Retain: Parts of CALD peoples’ lives that are inherently linked to identity remain anchored and influenced by their cultural heritage – family values, religion, food and spirituality. This remains true well into second generation. The imperative for brands here is respect: it is vital for brands to acknowledge specific cultural rituals, moments, and needs. This isn't about isolation or separatism, but rather about demonstrating a genuine desire to participate in a migrant’s world.

  1. Help migrants balance equilibrium between two identities

Adapt: Parts of life that reflect how we engage and live in society are adapted by CALD people over a period of time, often spanning generations: language, dating rituals, medicine, aged care and socialising. In many cases, these are catalysts for their move to Australia but are not immediately intuitive. In this core part of the CALD journey, cognitive overload is common, and reassurance is crucial. Brands can accelerate their connection by providing information without assumptions, being repetitive in affirming support, and creating a comprehensive map of the journey you will take migrants on. Showing migrants the bigger picture and helping them experience the totality of their new life is vital.
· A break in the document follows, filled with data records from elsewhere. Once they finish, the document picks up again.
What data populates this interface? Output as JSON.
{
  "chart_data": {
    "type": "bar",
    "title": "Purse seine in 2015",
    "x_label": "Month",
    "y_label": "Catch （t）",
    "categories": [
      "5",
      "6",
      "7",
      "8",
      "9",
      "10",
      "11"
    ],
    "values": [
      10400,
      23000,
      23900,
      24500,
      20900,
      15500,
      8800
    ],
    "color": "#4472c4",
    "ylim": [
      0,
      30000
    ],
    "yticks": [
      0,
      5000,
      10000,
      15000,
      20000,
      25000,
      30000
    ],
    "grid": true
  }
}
  1. Create opportunities to showcase Australian culture

Adopt: There are parts of life CALD migrants quickly adopt upon arriving in Australia. These reflect the ‘Australian dream,’ and give them social currency to be part of the conversation – such as fashion, sport, travel. These areas of life create opportunities for immediate brand engagement. This is about inviting them in and being the shop window that showcases the benefits of being part of Australian culture. Even if your brand isn't directly linked to certain aspects of Australian life, find ways to connect and be the dream they came to Australia to fulfil.

Connecting meaningfully

It is not good enough that only a fraction of CALD individuals find brands personally relevant or reflective of themselves. To bridge this gap, we must take action.

By respecting migrant heritage, embracing their stories, and breaking down barriers, we can connect meaningfully with CALD communities throughout their journey of finding equilibrium in Australia, and create branded experiences where our CALD community feels seen, recognised, and appreciated.

Using the practical strategies above as a starting point, brands need to ensure their marketing strategies reflect the reality of contemporary Australia and celebrate every individual's unique story, language, and background.